If you want to do some further processing on the sub-elements (author, price, and year), you could look into creating templates for them too. Keep in mind that matching "year" will match all year elements, even for those you might have in date of births etc. (In these cases you would probably want to restrict the XPath in the match or just keep the book/year processing within the book template.) Say you want to do something extra with year. Your book processing might evolve into something like this (where you're now passing each year node as parameters into the year template):

<xsl:template match="book">
    author: <xsl:value-of select="author" />
    price: <xsl:value-of select="price" />
    <xsl:apply-templates select="year" />
</xsl:template>

<xsl:template match="year">
   <xsl:choose>
      <xsl:when test="year &lt; '2000'">
         from a prior century: <xsl:value-of select="." />
      </xsl:when>
      <xsl:otherwise>
         from this century: <xsl:value-of select="." />
      </xsl:otherwise>
   </xsl:choose>
</xsl:template>

Answer 4

There are plenty of XSLT functions that accept nodes as parameters. For instance, all of the arguments of concat can be nodes, e.g.:

concat(myelement, myelement/@myattribute)

While this answers precisely the question you asked, I would bet folding money that it's not the question you wanted answered. But heck, you asked it four times, so here you go.

Edit

Actually, attributes aren't nodes; only elements, text, comments, processing instructions, and CDATA sections are nodes. But the above example still answers the question correctly.

Answer 5

I think the answer to your question is, yes. You can send a node to an XSLT function.

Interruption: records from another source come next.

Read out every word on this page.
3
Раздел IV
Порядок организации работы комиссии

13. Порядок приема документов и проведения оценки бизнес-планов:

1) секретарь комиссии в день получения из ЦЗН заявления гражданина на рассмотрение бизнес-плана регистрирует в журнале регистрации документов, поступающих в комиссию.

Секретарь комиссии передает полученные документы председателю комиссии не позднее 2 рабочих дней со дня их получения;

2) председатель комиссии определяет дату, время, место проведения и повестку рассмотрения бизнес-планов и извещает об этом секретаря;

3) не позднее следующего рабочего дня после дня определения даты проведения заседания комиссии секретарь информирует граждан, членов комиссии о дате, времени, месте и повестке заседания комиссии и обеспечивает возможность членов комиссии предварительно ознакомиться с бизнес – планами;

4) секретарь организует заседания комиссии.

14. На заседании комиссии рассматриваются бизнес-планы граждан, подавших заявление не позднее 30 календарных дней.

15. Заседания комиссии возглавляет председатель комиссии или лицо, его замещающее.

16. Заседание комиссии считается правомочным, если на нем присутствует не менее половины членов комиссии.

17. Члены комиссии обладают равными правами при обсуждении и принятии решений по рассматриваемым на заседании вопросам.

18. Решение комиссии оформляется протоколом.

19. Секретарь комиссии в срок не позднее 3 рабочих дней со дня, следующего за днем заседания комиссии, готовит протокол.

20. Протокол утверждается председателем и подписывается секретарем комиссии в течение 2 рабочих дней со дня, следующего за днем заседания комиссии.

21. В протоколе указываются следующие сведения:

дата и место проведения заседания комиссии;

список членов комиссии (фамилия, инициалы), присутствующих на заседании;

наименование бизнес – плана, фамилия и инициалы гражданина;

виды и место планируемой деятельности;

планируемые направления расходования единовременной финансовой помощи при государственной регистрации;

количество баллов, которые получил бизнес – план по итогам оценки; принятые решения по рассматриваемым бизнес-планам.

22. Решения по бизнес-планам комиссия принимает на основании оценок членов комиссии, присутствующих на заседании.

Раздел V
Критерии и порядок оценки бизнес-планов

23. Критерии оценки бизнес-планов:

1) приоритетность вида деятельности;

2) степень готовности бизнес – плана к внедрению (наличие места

If you are wondering what to use for the value of the as="" attribute, you have several choices. If you want to be very lax and accept just about anything, use as="item()*".

From David Pawson's site:

item()* .. sort of nodeset? W3C

Yes, I agree it looks pretty meaningless doesn't it. However. As of CR, its pretty essential, especially if you want to use types. And want to generate, say, a nodeset.. sorry sequence, in a variable.

<xsl:variable name="a"
 select="(//h3)[position() < 3]"
 as="item()*"/>

This creates a variable you can hack into using xpath quite readily. I.e. remember item()*.

types ... a few examples. W3C

From an explanatory email from Mike Kay, thanks Mike. Examples:

<xsl:param name="x" as="item()"/>

the parameter value can be any item (i.e. a node or atomic value). But it must be a single item.

<xsl:param name="x" as="item()?"/>

the parameter can be a single item or an empty sequence

<xsl:param name="x" as="item()+"/>

the parameter must be a sequence of one or more items - an empty sequence is not allowed

<xsl:param name="x" as="item()*"/>

the parameter can be any sequence of zero or more items - this places no constraints on its value.

<xsl:param name="x" as="node()*"/>

the parameter can be any sequence of zero or more nodes

<xsl:param name="x" as="xs:atomicValue*"/>

the parameter can be any sequence of zero or more atomic values (e.g. integers, strings, or booleans).

item()* is the most general type possible, it matches everything, like "Object" in Java. For that reason, it can usually be omitted. But not always, for example the default type in xsl:variable is not item()* but document-node(), to ensure that

<xsl:variable name="rtf"><a>thing</a> </xsl:variable>

continues to behave like XSLT 1.0

Use these to specify parameters, variable types etc.